По неисповедимому стечению обстоятельств именно мальчик соседки свел с ней Агеду. Одинокую воительницу Ребеку и убитую горем Агеду связывала участь ребенка. К тому моменту племянник давал Ребеке повод к легкому возбуждению, выражавшемуся в нежности, которую, как ей казалось, она испытывает к нему. Когда донимала нужда, Ребека, оглядывая его со змеиным безмолвием, думала: какое право имела моя безмозглая сестра умереть, оставив это создание на моих руках? И все же она чувствовала к нему определенную нежность, большую, нежели она полагала, и стала менее злой. И сейчас, когда она получила возможность утешать в горе новую подругу, она испытывала, во всей необузданной силе своего порыва, истинную скорбь.

С другой стороны, сирота влек к себе и Агеду. И от избытка чувств она с удовольствием окружала несчастное создание заботой. До этого она думала с некоторым неосознанным презрением об умершей матери и более чем с пренебрежением – о тетке. И вот сейчас то, что было причиной ревнивой неприязни, превратилось в общность обеих женщин – Агеды и Ребеки, потерявших своих родных детей. Обе они хлопотали вокруг одного и того же сновидения, над безвинным одиночеством которого порхали их упования.

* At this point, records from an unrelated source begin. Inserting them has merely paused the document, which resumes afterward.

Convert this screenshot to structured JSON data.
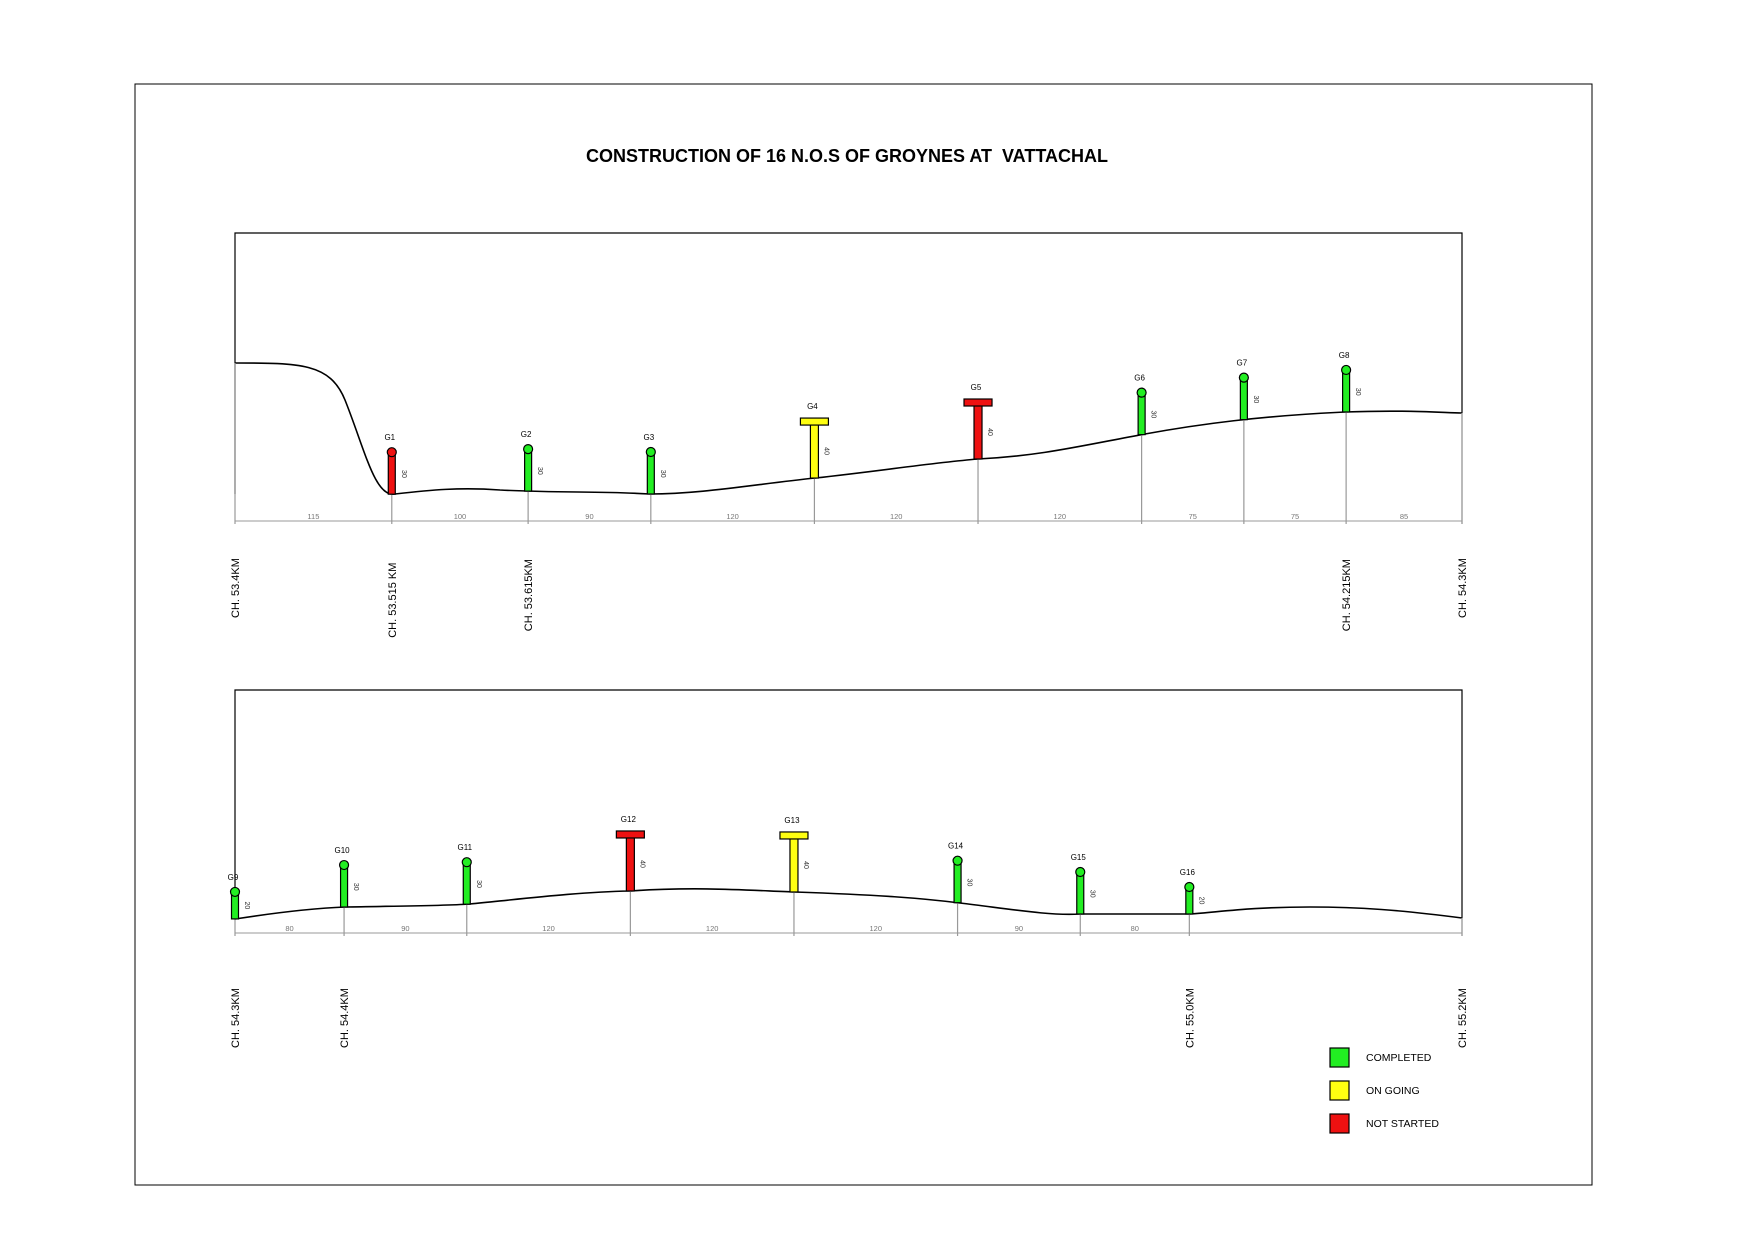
{
  "title": "CONSTRUCTION OF 16 N.O.S OF GROYNES AT  VATTACHAL",
  "colors": {
    "completed": "#22ee22",
    "ongoing": "#ffff11",
    "not_started": "#ee1111",
    "line": "#000000",
    "ticks": "#999999"
  },
  "legend": [
    {
      "status": "completed",
      "label": "COMPLETED"
    },
    {
      "status": "ongoing",
      "label": "ON GOING"
    },
    {
      "status": "not_started",
      "label": "NOT STARTED"
    }
  ],
  "panels": [
    {
      "start_chainage_km": 53.4,
      "end_chainage_km": 54.3,
      "chainage_labels": [
        {
          "offset_m": 0,
          "text": "CH. 53.4KM"
        },
        {
          "offset_m": 115,
          "text": "CH. 53.515 KM"
        },
        {
          "offset_m": 215,
          "text": "CH. 53.615KM"
        },
        {
          "offset_m": 815,
          "text": "CH. 54.215KM"
        },
        {
          "offset_m": 900,
          "text": "CH. 54.3KM"
        }
      ],
      "distances": [
        "115",
        "100",
        "90",
        "120",
        "120",
        "120",
        "75",
        "75",
        "85"
      ],
      "groynes": [
        {
          "name": "G1",
          "offset_m": 115,
          "length": "30",
          "status": "not_started",
          "shape": "round"
        },
        {
          "name": "G2",
          "offset_m": 215,
          "length": "30",
          "status": "completed",
          "shape": "round"
        },
        {
          "name": "G3",
          "offset_m": 305,
          "length": "30",
          "status": "completed",
          "shape": "round"
        },
        {
          "name": "G4",
          "offset_m": 425,
          "length": "40",
          "status": "ongoing",
          "shape": "tee"
        },
        {
          "name": "G5",
          "offset_m": 545,
          "length": "40",
          "status": "not_started",
          "shape": "tee"
        },
        {
          "name": "G6",
          "offset_m": 665,
          "length": "30",
          "status": "completed",
          "shape": "round"
        },
        {
          "name": "G7",
          "offset_m": 740,
          "length": "30",
          "status": "completed",
          "shape": "round"
        },
        {
          "name": "G8",
          "offset_m": 815,
          "length": "30",
          "status": "completed",
          "shape": "round"
        }
      ]
    },
    {
      "start_chainage_km": 54.3,
      "end_chainage_km": 55.2,
      "chainage_labels": [
        {
          "offset_m": 0,
          "text": "CH. 54.3KM"
        },
        {
          "offset_m": 80,
          "text": "CH. 54.4KM"
        },
        {
          "offset_m": 700,
          "text": "CH. 55.0KM"
        },
        {
          "offset_m": 900,
          "text": "CH. 55.2KM"
        }
      ],
      "distances": [
        "80",
        "90",
        "120",
        "120",
        "120",
        "90",
        "80"
      ],
      "groynes": [
        {
          "name": "G9",
          "offset_m": 0,
          "length": "20",
          "status": "completed",
          "shape": "round"
        },
        {
          "name": "G10",
          "offset_m": 80,
          "length": "30",
          "status": "completed",
          "shape": "round"
        },
        {
          "name": "G11",
          "offset_m": 170,
          "length": "30",
          "status": "completed",
          "shape": "round"
        },
        {
          "name": "G12",
          "offset_m": 290,
          "length": "40",
          "status": "not_started",
          "shape": "tee"
        },
        {
          "name": "G13",
          "offset_m": 410,
          "length": "40",
          "status": "ongoing",
          "shape": "tee"
        },
        {
          "name": "G14",
          "offset_m": 530,
          "length": "30",
          "status": "completed",
          "shape": "round"
        },
        {
          "name": "G15",
          "offset_m": 620,
          "length": "30",
          "status": "completed",
          "shape": "round"
        },
        {
          "name": "G16",
          "offset_m": 700,
          "length": "20",
          "status": "completed",
          "shape": "round"
        }
      ]
    }
  ]
}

Мальчик стал все чаще наведываться в дом. По вечерам, после ужина, пока Агеда и Ребека в сопровождении колкого хора всеведущих вязальных спиц убыстряли вязание быстротекущего дня, украшая его крошечными геральдическими животными, и пока Дядюшка Педро, в дальнем углу террасы, при запятнанном насекомыми свете лампы, отстаивался внутри себя как Педро, а большущие цикады и малюсенькие собаки обменивались вдали сообщениями о всеобщей скорби, мальчик умещал свое маленькое тело пред этими диковинными существами – взрослыми, слушая их бормотание и разглядывая странные цвета – пурпурную блузку тетки и пестрые сочетания бесчисленных отсветов синего, оранжевого и кроваво-красного, испускаемых алмазом Дядюшки Педро, словно бы изнутри камня кто-то подавал отчаянные сигналы. Ему подарили тетрадь и несколько углей для рисования, и когда ему надоедало крошить их о бумагу, он старательно раскрашивал нарисованное, нанося ярко-фиолетовый слой на лицо одной и бескровную желтизну – на блузку другой женщины. Его живое, молчаливое присутствие стало привычным, словно присутствие какого-нибудь ночного животного. Весь его дневной проказливый гомон утихал, превращаясь к ночи в спокойное удивление.